Rathaus mit PV: Bürozeit, Wochenende und Eigenverbrauch
Energiebericht Weinheim mit Rathaus und sechs Verwaltungsstellen gelesen, Rathäuser in Bramsche und Ilmenau eingeordnet, Bürozeit gegen PVGIS Weinheim gerechnet.
Inhaltsverzeichnis · 12 Abschnitte
- 1.Kurz gesagt: Lohnt Photovoltaik auf dem Rathaus?
- 2.Wie viel Strom braucht ein Rathaus?
- 3.Welches Lastprofil gilt für Rathaus und Verwaltung?
- 4.Wann im Rathaus Strom gebraucht wird
- 5.Das Modell: Monatswerte, Bürozeit und Grundlast
- 6.Wie groß die Anlage auf dem Rathausdach sein sollte
- 7.Zwei Rathäuser in der Praxis: Bramsche und Ilmenau
- 8.Kleine Verwaltungsstellen in den Ortsteilen
- 9.Was spart das Rathaus im Jahr?
- 10.Rathaus im Vergleich mit Bibliothek, Bauhof und Feuerwehrhaus
- 11.Was dieser Ratgeber nicht belegen konnte
- 12.Häufige Fragen
Ein Rathaus braucht seinen Strom zu Bürozeiten, also dann, wenn auch die Sonne scheint. Trotzdem bleibt ein großer Teil des Solarstroms ungenutzt, denn Abende, Wochenenden und Feiertage machen den größeren Teil des Jahres aus. Dieser Ratgeber rechnet mit den gemessenen Monatswerten eines Rathauses und sechs kleiner Verwaltungsstellen nach, wie viel Solarstrom eine Verwaltung selbst nutzt und ab welcher Anlagengröße der Überschuss wächst.

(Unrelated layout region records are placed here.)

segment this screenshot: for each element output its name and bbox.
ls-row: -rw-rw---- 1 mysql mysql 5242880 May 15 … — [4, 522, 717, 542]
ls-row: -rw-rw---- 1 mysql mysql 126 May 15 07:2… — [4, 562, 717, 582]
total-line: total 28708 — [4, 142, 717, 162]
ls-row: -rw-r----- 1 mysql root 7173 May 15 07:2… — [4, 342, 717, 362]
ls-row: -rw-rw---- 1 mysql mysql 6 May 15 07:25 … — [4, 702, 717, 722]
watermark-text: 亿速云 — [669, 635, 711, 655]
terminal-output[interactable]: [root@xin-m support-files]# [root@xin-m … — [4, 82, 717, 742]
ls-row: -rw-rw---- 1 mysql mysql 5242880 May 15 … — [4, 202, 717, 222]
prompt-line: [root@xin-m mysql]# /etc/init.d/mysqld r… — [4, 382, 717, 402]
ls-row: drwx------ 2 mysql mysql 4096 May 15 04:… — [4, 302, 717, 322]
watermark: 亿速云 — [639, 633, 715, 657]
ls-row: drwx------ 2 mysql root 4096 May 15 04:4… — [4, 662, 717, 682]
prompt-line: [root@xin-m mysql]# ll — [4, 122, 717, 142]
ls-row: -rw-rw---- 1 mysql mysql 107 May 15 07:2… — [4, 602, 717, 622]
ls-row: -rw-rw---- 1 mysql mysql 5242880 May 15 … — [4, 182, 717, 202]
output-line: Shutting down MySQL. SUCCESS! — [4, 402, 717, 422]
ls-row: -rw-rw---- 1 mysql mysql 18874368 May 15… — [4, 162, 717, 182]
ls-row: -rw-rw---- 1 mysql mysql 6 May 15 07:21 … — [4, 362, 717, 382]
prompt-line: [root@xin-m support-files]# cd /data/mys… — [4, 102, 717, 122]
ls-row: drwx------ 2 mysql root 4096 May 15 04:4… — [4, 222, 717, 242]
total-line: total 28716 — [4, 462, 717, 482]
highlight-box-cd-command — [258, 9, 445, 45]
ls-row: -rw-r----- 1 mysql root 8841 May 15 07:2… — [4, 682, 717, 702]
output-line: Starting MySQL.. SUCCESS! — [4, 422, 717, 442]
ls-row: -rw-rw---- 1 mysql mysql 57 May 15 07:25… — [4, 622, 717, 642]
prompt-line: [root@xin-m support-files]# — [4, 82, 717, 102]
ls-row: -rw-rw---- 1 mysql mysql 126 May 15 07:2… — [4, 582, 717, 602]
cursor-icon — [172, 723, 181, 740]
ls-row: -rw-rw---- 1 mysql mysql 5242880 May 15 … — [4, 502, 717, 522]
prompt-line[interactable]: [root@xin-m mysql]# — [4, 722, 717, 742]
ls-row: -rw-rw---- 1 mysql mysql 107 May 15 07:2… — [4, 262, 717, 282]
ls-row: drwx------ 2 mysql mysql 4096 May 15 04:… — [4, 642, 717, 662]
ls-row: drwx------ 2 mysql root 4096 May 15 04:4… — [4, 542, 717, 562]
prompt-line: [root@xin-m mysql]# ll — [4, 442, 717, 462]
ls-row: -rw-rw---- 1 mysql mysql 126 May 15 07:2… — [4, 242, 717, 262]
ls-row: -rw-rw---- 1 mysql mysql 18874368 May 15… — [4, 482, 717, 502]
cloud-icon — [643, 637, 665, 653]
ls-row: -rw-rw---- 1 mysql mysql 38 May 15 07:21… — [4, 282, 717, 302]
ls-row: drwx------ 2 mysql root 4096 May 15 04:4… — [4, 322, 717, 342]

Stand: 16.09.2026. Alle verlinkten Seiten und Berichte wurden an diesem Tag direkt beim Herausgeber gelesen.
Kurz gesagt: Lohnt Photovoltaik auf dem Rathaus?
Ja, wenn die Anlage nicht nach dem Jahresverbrauch ausgelegt wird. Im Modell für das Rathaus Weinheim mit 154.296 kWh Stromverbrauch im Jahr 2024 nutzt eine Anlage mit 30 kWp 85,6 % ihres Stroms selbst, eine mit 60 kWp 72,7 %. Eine Anlage mit 140 kWp, die rechnerisch den ganzen Jahresverbrauch erzeugt, kommt nur auf 43,3 %.

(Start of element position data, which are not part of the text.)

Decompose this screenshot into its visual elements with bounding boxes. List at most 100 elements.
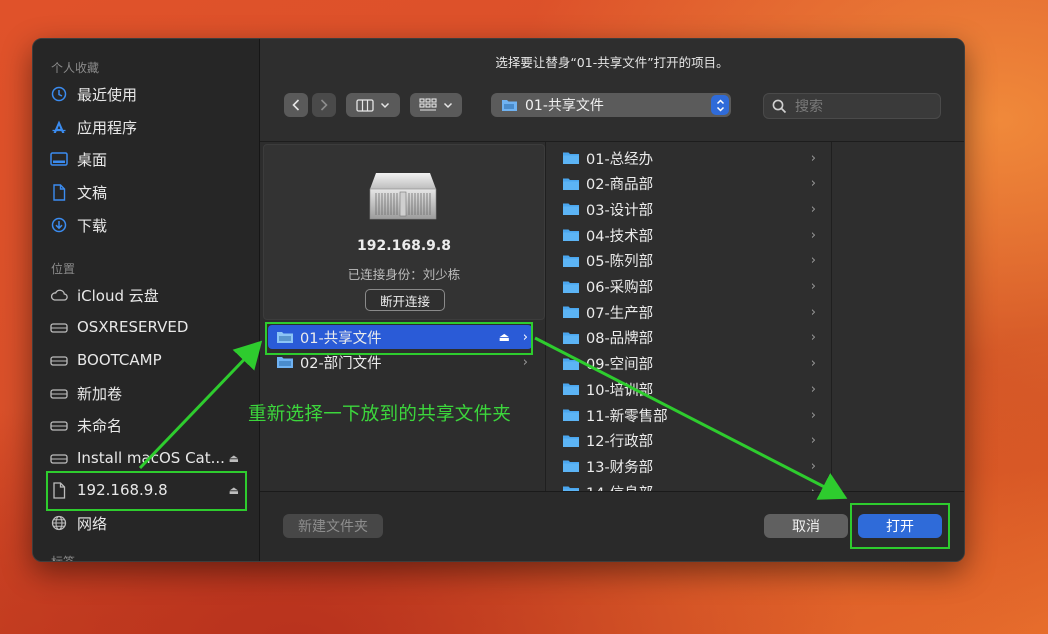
sidebar-item-bootcamp[interactable]: BOOTCAMP bbox=[49, 346, 245, 374]
sidebar-item-label: 新加卷 bbox=[77, 384, 123, 403]
cancel-button[interactable]: 取消 bbox=[764, 514, 848, 538]
folder-icon bbox=[562, 202, 580, 216]
drive-icon bbox=[49, 317, 69, 337]
column1-item-shared-files[interactable]: 01-共享文件 ⏏ › bbox=[268, 325, 532, 349]
sidebar-item-downloads[interactable]: 下载 bbox=[49, 211, 245, 239]
sidebar-item-icloud[interactable]: iCloud 云盘 bbox=[49, 281, 245, 309]
sidebar-item-recents[interactable]: 最近使用 bbox=[49, 80, 245, 108]
folder-label: 02-部门文件 bbox=[300, 355, 382, 372]
sidebar-item-server[interactable]: 192.168.9.8 ⏏ bbox=[49, 476, 245, 504]
location-label: 01-共享文件 bbox=[525, 98, 604, 114]
forward-button[interactable] bbox=[312, 93, 336, 117]
folder-label: 13-财务部 bbox=[586, 459, 654, 476]
sidebar-item-label: 文稿 bbox=[77, 183, 108, 202]
chevron-right-icon: › bbox=[810, 176, 816, 192]
list-item[interactable]: 09-空间部 › bbox=[550, 352, 820, 376]
chevron-down-icon bbox=[380, 102, 390, 108]
list-item[interactable]: 06-采购部 › bbox=[550, 275, 820, 299]
sidebar-section-favorites: 个人收藏 bbox=[51, 61, 100, 75]
folder-icon bbox=[562, 382, 580, 396]
column-2: 01-总经办 › 02-商品部 › 03-设计部 › 04-技术部 › 05-陈列部 › 06-采购… bbox=[546, 142, 830, 491]
list-item[interactable]: 04-技术部 › bbox=[550, 223, 820, 247]
location-popup[interactable]: 01-共享文件 bbox=[491, 93, 731, 117]
sidebar-item-untitled[interactable]: 未命名 bbox=[49, 411, 245, 439]
search-placeholder: 搜索 bbox=[795, 99, 823, 115]
sidebar-item-label: 192.168.9.8 bbox=[77, 481, 168, 499]
sidebar-item-label: Install macOS Cat... bbox=[77, 449, 225, 467]
list-item[interactable]: 07-生产部 › bbox=[550, 300, 820, 324]
list-item[interactable]: 05-陈列部 › bbox=[550, 249, 820, 273]
folder-label: 01-总经办 bbox=[586, 151, 654, 168]
folder-icon bbox=[562, 305, 580, 319]
eject-icon[interactable]: ⏏ bbox=[229, 484, 239, 497]
chevron-right-icon: › bbox=[810, 407, 816, 423]
server-icon bbox=[49, 480, 69, 500]
drive-icon bbox=[49, 415, 69, 435]
list-item[interactable]: 02-商品部 › bbox=[550, 172, 820, 196]
folder-label: 02-商品部 bbox=[586, 177, 654, 194]
folder-icon bbox=[562, 331, 580, 345]
shared-folder-icon bbox=[501, 98, 518, 112]
disconnect-button[interactable]: 断开连接 bbox=[365, 289, 445, 311]
open-button[interactable]: 打开 bbox=[858, 514, 942, 538]
list-item[interactable]: 10-培训部 › bbox=[550, 377, 820, 401]
folder-icon bbox=[562, 408, 580, 422]
folder-label: 11-新零售部 bbox=[586, 408, 668, 425]
folder-label: 10-培训部 bbox=[586, 382, 654, 399]
folder-icon bbox=[562, 357, 580, 371]
sidebar-item-desktop[interactable]: 桌面 bbox=[49, 145, 245, 173]
desktop-icon bbox=[49, 149, 69, 169]
sidebar-section-tags: 标签 bbox=[51, 555, 76, 562]
list-item[interactable]: 03-设计部 › bbox=[550, 197, 820, 221]
folder-label: 09-空间部 bbox=[586, 357, 654, 374]
sidebar-item-label: BOOTCAMP bbox=[77, 351, 162, 369]
download-icon bbox=[49, 215, 69, 235]
folder-icon bbox=[562, 434, 580, 448]
chevron-right-icon bbox=[320, 99, 328, 111]
chevron-right-icon: › bbox=[810, 458, 816, 474]
server-preview: 192.168.9.8 已连接身份：刘少栋 断开连接 bbox=[263, 144, 545, 320]
list-item[interactable]: 14-信息部› bbox=[550, 480, 820, 491]
folder-label: 01-共享文件 bbox=[300, 330, 382, 347]
clock-icon bbox=[49, 84, 69, 104]
sidebar-item-applications[interactable]: 应用程序 bbox=[49, 113, 245, 141]
sidebar-item-new-volume[interactable]: 新加卷 bbox=[49, 379, 245, 407]
back-button[interactable] bbox=[284, 93, 308, 117]
sidebar-item-install-macos[interactable]: Install macOS Cat... ⏏ bbox=[49, 444, 245, 472]
new-folder-button[interactable]: 新建文件夹 bbox=[283, 514, 383, 538]
search-field[interactable]: 搜索 bbox=[763, 93, 941, 119]
group-button[interactable] bbox=[410, 93, 462, 117]
chevron-right-icon: › bbox=[810, 150, 816, 166]
main-pane: 选择要让替身“01-共享文件”打开的项目。 01-共享文件 搜索 192.168… bbox=[260, 39, 964, 561]
folder-label: 07-生产部 bbox=[586, 305, 654, 322]
eject-icon[interactable]: ⏏ bbox=[229, 452, 239, 465]
folder-label: 12-行政部 bbox=[586, 434, 654, 451]
sidebar-item-documents[interactable]: 文稿 bbox=[49, 178, 245, 206]
list-item[interactable]: 11-新零售部 › bbox=[550, 403, 820, 427]
sidebar-item-label: OSXRESERVED bbox=[77, 318, 189, 336]
column-divider[interactable] bbox=[831, 142, 832, 491]
chevron-right-icon: › bbox=[522, 354, 528, 370]
sidebar-item-network[interactable]: 网络 bbox=[49, 509, 245, 537]
open-dialog-window: 个人收藏 最近使用 应用程序 桌面 文稿 下载 位置 iCloud 云盘 OSX… bbox=[32, 38, 965, 562]
column1-item-dept-files[interactable]: 02-部门文件 › bbox=[268, 350, 532, 374]
sidebar-item-label: 应用程序 bbox=[77, 118, 138, 137]
list-item[interactable]: 01-总经办 › bbox=[550, 146, 820, 170]
search-icon bbox=[772, 99, 787, 113]
grid-icon bbox=[419, 98, 437, 111]
sidebar-section-locations: 位置 bbox=[51, 262, 76, 276]
folder-label: 03-设计部 bbox=[586, 202, 654, 219]
chevron-right-icon: › bbox=[522, 329, 528, 345]
folder-icon bbox=[562, 254, 580, 268]
folder-icon bbox=[562, 228, 580, 242]
sidebar-item-osxreserved[interactable]: OSXRESERVED bbox=[49, 313, 245, 341]
chevron-right-icon: › bbox=[810, 253, 816, 269]
chevron-right-icon: › bbox=[810, 381, 816, 397]
view-mode-button[interactable] bbox=[346, 93, 400, 117]
list-item[interactable]: 08-品牌部 › bbox=[550, 326, 820, 350]
chevron-right-icon: › bbox=[810, 433, 816, 449]
list-item[interactable]: 12-行政部 › bbox=[550, 429, 820, 453]
drive-icon bbox=[49, 448, 69, 468]
list-item[interactable]: 13-财务部 › bbox=[550, 454, 820, 478]
eject-icon[interactable]: ⏏ bbox=[499, 330, 510, 344]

Der Grund ist die Uhr, nicht die Jahreszeit. Das Rathaus verbraucht im Winter nur wenig mehr als im Sommer, der Januar lag 2024 beim 1,36-Fachen des Junis. Aber 42,5 % des Solarstroms entstehen im Modell außerhalb der angenommenen Bürozeit.
- Das Rathaus Weinheim verbrauchte 2024 laut Energiebericht 154.296 kWh Strom, 16,0 % weniger als 2015.
- Die BDEW-Liste M-24 ordnet Rathaus, Gemeindebehörde und öffentliche Verwaltung dem Profil G1 zu.
- Am Wochenende und an Feiertagen entstehen im Modell 31,3 % des Solarertrags.
- 60 kWp mit 30 kWh Speicher: 81,1 % Eigenverbrauch.
Wie viel Strom braucht ein Rathaus?
Der Energiebericht 2024 der Stadt Weinheim führt das Rathaus in der Obertorstraße 9 als Verwaltungsgebäude mit 3.880,40 m² beheizter Nettogrundfläche. Der Stromverbrauch sank von 183.670 kWh im Jahr 2015 auf 154.296 kWh im Jahr 2024. Den tiefsten Wert zeigt 2023 mit 150.446 kWh.
Je Quadratmeter sind das 39,8 kWh. Der Bericht stellt daneben einen Vergleichswert von 30 kWh und einen Zielwert von 10 kWh je Quadratmeter. Das Rathaus liegt also rund ein Drittel über dem Vergleichswert. Welche Geräte den Strom verbrauchen, schlüsselt der Bericht nicht auf.
| Rathaus Weinheim, Strom 2024 | Verbrauch |
|---|---|
| Januar (höchster Monat) | 15.119 kWh |
| Juni (niedrigster Monat) | 11.097 kWh |
| November bis Februar | 36,4 % des Jahres |
| Mai bis August | 29,6 % des Jahres |
| Jahr | 154.296 kWh |
Quelle: Energiebericht 2024 der Stadt Weinheim, Kapitel Rathaus, Monatswerte Strom. Die Anteile sind aus den Monatswerten gerechnet.
Einen Anhaltspunkt für einen Teil des Verbrauchs liefert die Bekanntmachung der Vergleichswerte für Nichtwohngebäude vom 15.04.2021. Sie setzt für die eingebaute Beleuchtung eines Verwaltungsgebäudes 10,7 kWh je Quadratmeter an, für Ministerien, Ämter und Behörden 10,8 kWh und für Bürogebäude 12,9 kWh. Beim Weinheimer Rathaus entspräche die Beleuchtung damit gut einem Viertel des gemessenen Stroms. Das ist eine grobe Einordnung, kein Messwert.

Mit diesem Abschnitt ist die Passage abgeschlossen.